Abstract
The prevalence of multidrug-resistant Mycobacterium tuberculosis, the bacterium that causes tuberculosis, poses a significant public health challenge. While current drug combinations have been effective in controlling tuberculosis, the emergence of resistance greatly limits treatment options and highlights the need for new therapeutic approaches. Recent advances in metabolomics indicate that microorganisms, particularly fungi, harbour a vast and largely unexplored reservoir of unique chemical structures that could serve as potential drug candidates. However, no fungal secondary metabolite-derived drugs targeting mycobacterial infections have made it to clinical trials. This study aimed to employ a metabolomics strategy to profile secondary metabolites with anti-mycobacterial activity from marine endophytic fungi. We identified a marine-derived endophytic fungal isolate Engyodontium album using the internal transcribed spacer (ITS) ITS sequence region. The crude extracts of the marine fungal endophyte were evaluated for antimicrobial activity against Mycobacterium smegmatis MC2155; and displayed a minimum inhibitory concentration (MIC) of 31.25 μg/mL. Additionally, 16 putative secondary metabolites annotated from a feature-based molecular network of the bioactive fraction were identified using High-resolution Liquid Chromatography-Mass Spectrometry.
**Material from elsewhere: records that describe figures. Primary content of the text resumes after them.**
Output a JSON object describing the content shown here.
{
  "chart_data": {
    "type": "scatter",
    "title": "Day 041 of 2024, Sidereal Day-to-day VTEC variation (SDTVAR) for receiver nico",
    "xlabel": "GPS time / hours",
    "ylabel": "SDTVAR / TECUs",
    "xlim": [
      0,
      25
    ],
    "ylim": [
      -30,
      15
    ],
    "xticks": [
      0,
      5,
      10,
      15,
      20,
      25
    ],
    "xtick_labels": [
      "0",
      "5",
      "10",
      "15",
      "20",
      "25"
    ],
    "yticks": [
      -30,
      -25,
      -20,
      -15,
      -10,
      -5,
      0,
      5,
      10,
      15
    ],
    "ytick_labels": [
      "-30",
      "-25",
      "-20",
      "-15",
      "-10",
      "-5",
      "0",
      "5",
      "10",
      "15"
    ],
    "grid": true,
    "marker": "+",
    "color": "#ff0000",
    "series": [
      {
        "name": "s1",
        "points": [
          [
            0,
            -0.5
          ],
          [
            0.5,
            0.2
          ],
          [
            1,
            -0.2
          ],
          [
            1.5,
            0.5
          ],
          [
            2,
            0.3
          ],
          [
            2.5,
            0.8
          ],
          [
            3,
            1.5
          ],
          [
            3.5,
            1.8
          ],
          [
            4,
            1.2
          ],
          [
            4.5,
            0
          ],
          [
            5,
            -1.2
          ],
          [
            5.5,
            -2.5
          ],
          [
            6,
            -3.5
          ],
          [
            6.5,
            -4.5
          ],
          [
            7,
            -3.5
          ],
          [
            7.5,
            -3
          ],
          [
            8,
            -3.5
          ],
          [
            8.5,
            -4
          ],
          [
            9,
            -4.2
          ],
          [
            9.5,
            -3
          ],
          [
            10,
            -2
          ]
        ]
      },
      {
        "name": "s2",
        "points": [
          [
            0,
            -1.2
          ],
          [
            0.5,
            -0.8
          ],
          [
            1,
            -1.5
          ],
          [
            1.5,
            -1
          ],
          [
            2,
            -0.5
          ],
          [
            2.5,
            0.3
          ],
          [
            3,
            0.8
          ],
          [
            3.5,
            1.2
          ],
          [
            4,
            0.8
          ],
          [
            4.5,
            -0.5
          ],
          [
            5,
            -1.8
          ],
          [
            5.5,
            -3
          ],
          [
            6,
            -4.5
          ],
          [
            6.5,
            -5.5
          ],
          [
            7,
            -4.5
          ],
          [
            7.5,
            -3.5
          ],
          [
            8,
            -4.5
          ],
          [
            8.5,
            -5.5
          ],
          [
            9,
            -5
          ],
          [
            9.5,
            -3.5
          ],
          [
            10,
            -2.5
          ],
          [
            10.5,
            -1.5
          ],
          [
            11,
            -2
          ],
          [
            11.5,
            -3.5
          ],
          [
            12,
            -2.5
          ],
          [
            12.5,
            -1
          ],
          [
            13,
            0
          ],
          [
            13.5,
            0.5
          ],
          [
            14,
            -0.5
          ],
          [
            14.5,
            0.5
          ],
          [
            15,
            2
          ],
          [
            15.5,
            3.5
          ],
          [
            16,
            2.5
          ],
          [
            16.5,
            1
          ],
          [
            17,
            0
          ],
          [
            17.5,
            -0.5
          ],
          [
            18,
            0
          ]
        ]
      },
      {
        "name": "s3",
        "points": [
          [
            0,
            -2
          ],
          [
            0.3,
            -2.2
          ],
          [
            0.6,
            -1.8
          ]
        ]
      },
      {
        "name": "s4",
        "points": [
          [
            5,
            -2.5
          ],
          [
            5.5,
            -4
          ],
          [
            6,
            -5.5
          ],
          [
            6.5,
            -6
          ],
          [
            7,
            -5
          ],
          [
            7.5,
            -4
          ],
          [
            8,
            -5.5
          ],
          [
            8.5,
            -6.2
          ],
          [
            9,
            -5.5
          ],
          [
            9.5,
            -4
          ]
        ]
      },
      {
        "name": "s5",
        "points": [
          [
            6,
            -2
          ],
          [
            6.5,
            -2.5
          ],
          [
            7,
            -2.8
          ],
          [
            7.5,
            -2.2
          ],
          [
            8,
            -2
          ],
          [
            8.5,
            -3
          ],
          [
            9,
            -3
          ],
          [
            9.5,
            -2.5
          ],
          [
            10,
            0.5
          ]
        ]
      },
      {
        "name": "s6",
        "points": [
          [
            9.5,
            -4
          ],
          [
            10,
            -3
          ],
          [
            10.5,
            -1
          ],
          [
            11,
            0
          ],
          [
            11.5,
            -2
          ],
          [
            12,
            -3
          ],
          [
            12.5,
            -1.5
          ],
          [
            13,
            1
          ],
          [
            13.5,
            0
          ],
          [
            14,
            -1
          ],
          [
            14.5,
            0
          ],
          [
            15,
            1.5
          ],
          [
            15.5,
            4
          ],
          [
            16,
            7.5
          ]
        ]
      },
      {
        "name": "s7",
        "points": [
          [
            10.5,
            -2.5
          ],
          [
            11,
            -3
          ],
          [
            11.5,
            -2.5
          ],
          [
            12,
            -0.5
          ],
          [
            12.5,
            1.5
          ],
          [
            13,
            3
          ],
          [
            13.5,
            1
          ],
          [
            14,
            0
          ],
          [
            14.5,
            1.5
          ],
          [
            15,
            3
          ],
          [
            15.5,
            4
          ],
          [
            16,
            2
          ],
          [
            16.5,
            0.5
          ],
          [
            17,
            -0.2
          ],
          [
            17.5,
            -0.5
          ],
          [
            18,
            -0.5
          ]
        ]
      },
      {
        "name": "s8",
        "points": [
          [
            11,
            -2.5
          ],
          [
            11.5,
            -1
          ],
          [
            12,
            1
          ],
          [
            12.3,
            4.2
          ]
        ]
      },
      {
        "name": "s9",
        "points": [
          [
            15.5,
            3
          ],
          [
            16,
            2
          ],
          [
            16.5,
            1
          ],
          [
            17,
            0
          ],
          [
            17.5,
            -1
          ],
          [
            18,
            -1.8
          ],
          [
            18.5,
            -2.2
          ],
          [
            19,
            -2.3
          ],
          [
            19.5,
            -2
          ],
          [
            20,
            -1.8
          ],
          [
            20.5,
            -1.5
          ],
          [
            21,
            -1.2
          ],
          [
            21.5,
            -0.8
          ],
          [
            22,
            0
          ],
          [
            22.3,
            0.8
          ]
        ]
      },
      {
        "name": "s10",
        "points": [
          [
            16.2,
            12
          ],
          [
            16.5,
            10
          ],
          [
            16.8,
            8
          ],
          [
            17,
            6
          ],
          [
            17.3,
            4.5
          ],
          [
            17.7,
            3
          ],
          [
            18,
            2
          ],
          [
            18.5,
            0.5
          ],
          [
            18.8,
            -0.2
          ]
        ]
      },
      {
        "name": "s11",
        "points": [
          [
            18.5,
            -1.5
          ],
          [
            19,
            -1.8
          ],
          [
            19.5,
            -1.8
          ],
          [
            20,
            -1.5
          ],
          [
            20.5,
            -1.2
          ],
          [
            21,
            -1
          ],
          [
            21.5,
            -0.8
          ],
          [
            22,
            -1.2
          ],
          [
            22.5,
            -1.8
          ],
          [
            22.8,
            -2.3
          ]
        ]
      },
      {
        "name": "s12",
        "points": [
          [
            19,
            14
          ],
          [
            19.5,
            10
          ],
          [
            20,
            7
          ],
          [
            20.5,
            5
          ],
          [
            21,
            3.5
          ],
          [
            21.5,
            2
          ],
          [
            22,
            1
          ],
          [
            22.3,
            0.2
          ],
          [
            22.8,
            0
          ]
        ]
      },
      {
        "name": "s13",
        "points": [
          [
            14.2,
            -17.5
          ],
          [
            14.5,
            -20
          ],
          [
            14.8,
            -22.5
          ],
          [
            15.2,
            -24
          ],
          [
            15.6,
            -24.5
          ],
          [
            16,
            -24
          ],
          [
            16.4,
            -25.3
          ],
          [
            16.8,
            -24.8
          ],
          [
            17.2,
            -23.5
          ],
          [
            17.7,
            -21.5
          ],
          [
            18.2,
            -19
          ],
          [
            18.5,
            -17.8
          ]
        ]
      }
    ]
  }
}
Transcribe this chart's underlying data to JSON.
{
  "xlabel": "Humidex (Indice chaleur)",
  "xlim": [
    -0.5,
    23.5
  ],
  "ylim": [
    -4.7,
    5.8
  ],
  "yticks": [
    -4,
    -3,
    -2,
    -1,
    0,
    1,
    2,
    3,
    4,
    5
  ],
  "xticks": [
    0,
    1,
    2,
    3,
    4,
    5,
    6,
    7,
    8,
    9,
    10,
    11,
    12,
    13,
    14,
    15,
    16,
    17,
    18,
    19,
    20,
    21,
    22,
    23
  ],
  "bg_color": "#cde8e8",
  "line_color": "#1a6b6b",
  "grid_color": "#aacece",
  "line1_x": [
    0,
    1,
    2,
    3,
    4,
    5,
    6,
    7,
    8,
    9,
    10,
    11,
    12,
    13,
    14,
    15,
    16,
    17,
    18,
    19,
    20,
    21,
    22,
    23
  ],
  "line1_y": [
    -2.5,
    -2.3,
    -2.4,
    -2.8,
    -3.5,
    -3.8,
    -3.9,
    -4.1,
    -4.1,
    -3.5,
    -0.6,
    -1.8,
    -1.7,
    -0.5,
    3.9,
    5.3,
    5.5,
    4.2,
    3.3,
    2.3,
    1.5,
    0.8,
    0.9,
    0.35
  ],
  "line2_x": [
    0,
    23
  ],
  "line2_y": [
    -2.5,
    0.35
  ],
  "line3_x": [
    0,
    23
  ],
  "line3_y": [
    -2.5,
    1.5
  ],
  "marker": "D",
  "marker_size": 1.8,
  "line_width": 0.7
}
The diverse profile of bioactive compounds included those previously reported to exhibit anti-mycobacterial activities, such as weak acids (e.g., linoleic acid) and phenylalanine derivatives (including N-acetyl-1-phenylalanine, N-(1-deoxy-1-fructosyl) phenylalanine, and phenylalanine–prolyl). Based on the observed activity against M. smegmatis and the presence of these various bioactive compounds, it can be concluded that this isolate has the potential to serve as a source of chemical scaffolds for the development of new and effective anti-tuberculosis drug candidates.
Keywords: Mycobacterium tuberculosis, marine endophytic fungi, secondary metabolite, untargeted metabolomics.